William Barthman Jeweler
176 Broadway, Harold Tatton, architect, 1927

A century ago the glittering heart of the city's diamond, jewelry and watchmaker district beat right here. "Within these stores," wrote the Daily Graphic in 1876, "are diamonds as bright as the eyes of the ancient Dutch beauties." A proud lone survivor operates here: William Barthman, jewelers to the Financial District since 1884, the oldest such establishment in the city.

Barthman's is known to busy Wall Street moguls as the "Downtown Tiffany." Legendary patrons have included the Morgans and the Vanderbilts and such celebrities as British actress Lily Langtry and dapper New York Mayor "Gentleman" Jimmy Walker. Embedded in the pavement, at the corner, is one of New York's most unusual timepieces. In an age of ubiquitous tall, standing sidewalk clocks, Barthman installed his novel clock directly in the sidewalk itself, considering it a snappy piece of advertising.

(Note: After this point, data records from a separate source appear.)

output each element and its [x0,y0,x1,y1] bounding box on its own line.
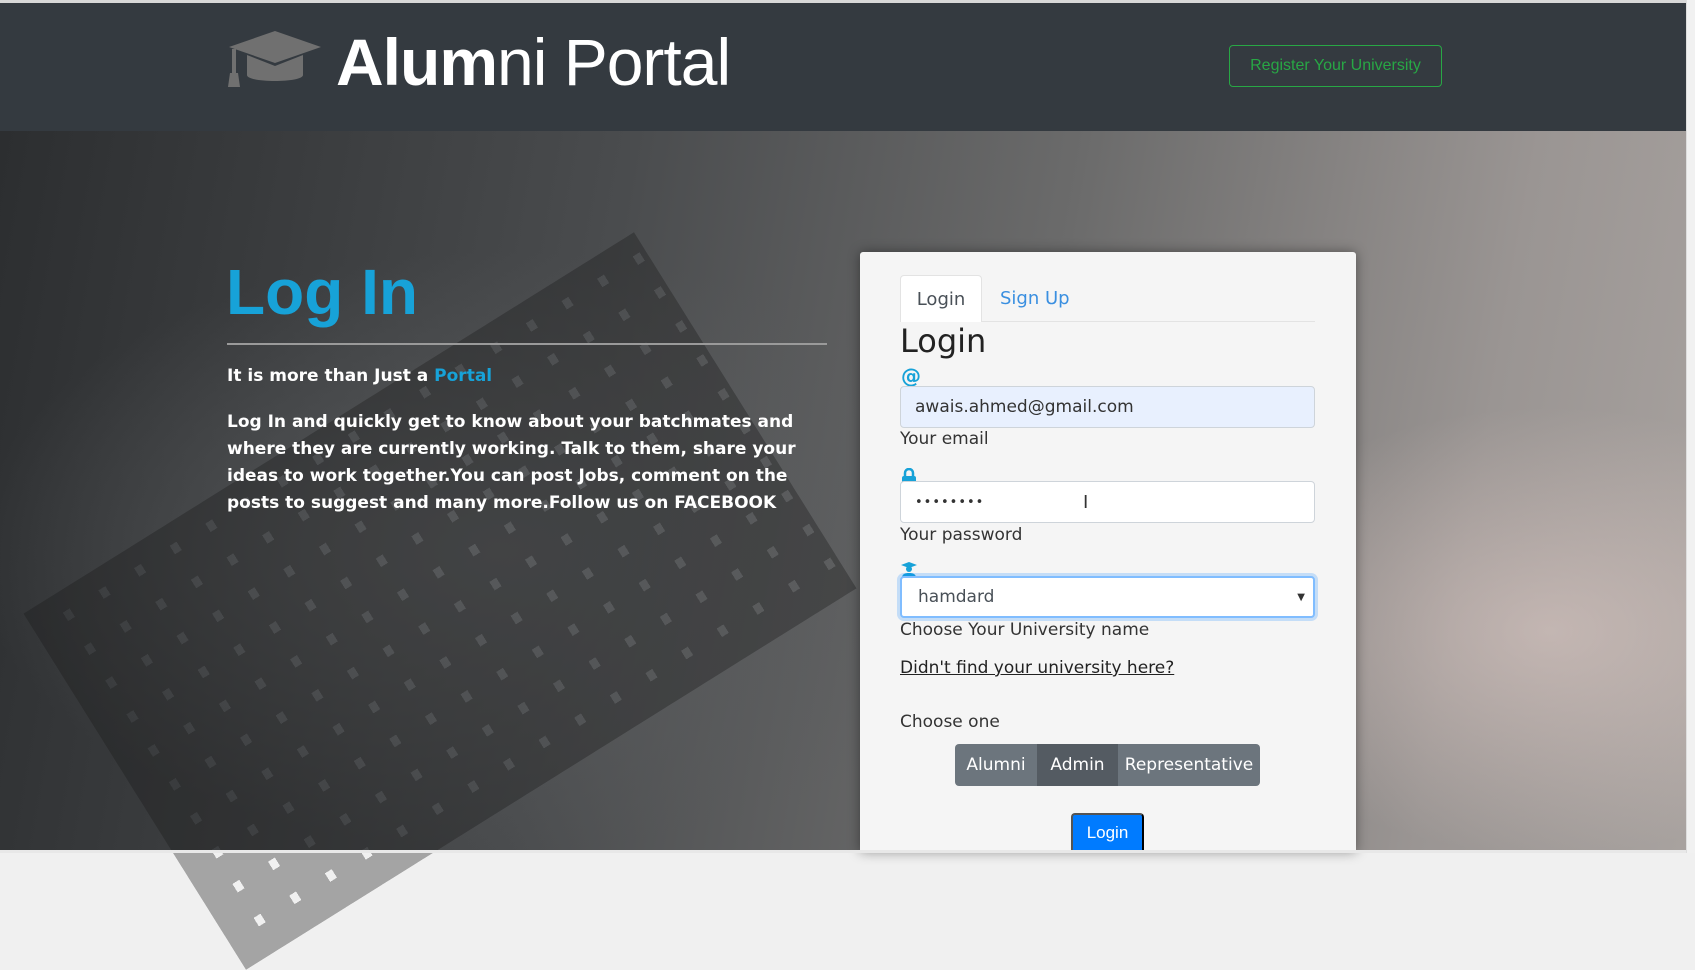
brand-title[interactable]: Alumni Portal [336,24,731,100]
university-value: hamdard [918,587,995,607]
role-button-group: Alumni Admin Representative [955,744,1260,786]
form-title: Login [900,322,987,360]
email-input[interactable]: awais.ahmed@gmail.com [900,386,1315,428]
brand-bold: Alum [336,25,498,99]
university-label: Choose Your University name [900,620,1150,640]
register-university-button[interactable]: Register Your University [1229,45,1442,87]
tab-login[interactable]: Login [900,275,982,322]
chevron-down-icon: ▼ [1297,591,1305,603]
tagline: It is more than Just a Portal [227,366,492,386]
tagline-highlight: Portal [434,366,493,386]
role-label: Choose one [900,712,1000,732]
tab-sign-up[interactable]: Sign Up [1000,275,1070,322]
at-icon: @ [901,364,921,388]
divider [227,343,827,345]
role-representative-button[interactable]: Representative [1118,744,1260,786]
login-panel: Login Sign Up Login @ awais.ahmed@gmail.… [860,252,1356,853]
password-input[interactable]: •••••••• I [900,481,1315,523]
login-submit-button[interactable]: Login [1071,813,1144,853]
password-mask: •••••••• [915,494,985,510]
university-select[interactable]: hamdard ▼ [900,576,1315,618]
page-title: Log In [226,256,418,328]
role-alumni-button[interactable]: Alumni [955,744,1037,786]
text-cursor-icon: I [1083,491,1089,513]
email-label: Your email [900,429,989,449]
scrollbar[interactable] [1686,0,1695,853]
tagline-text: It is more than Just a [227,366,435,386]
missing-university-link[interactable]: Didn't find your university here? [900,658,1174,678]
role-admin-button[interactable]: Admin [1037,744,1118,786]
tab-bar: Login Sign Up [900,275,1315,322]
description: Log In and quickly get to know about you… [227,412,796,513]
password-label: Your password [900,525,1023,545]
graduation-cap-icon [228,31,321,87]
brand-light: ni Portal [497,25,731,99]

In 1946, New York police estimated that 51,000 people stepped over the clock every day between 11am and 2pm. In the words of the Press in December 1899: "Sometimes two swift District telegraph messengers, who have stopped to match pennies in the shadow of the corner building, see the clock in the pavement with sudden twinges of conscience. It electrifies their feet and sends them flying on their errand."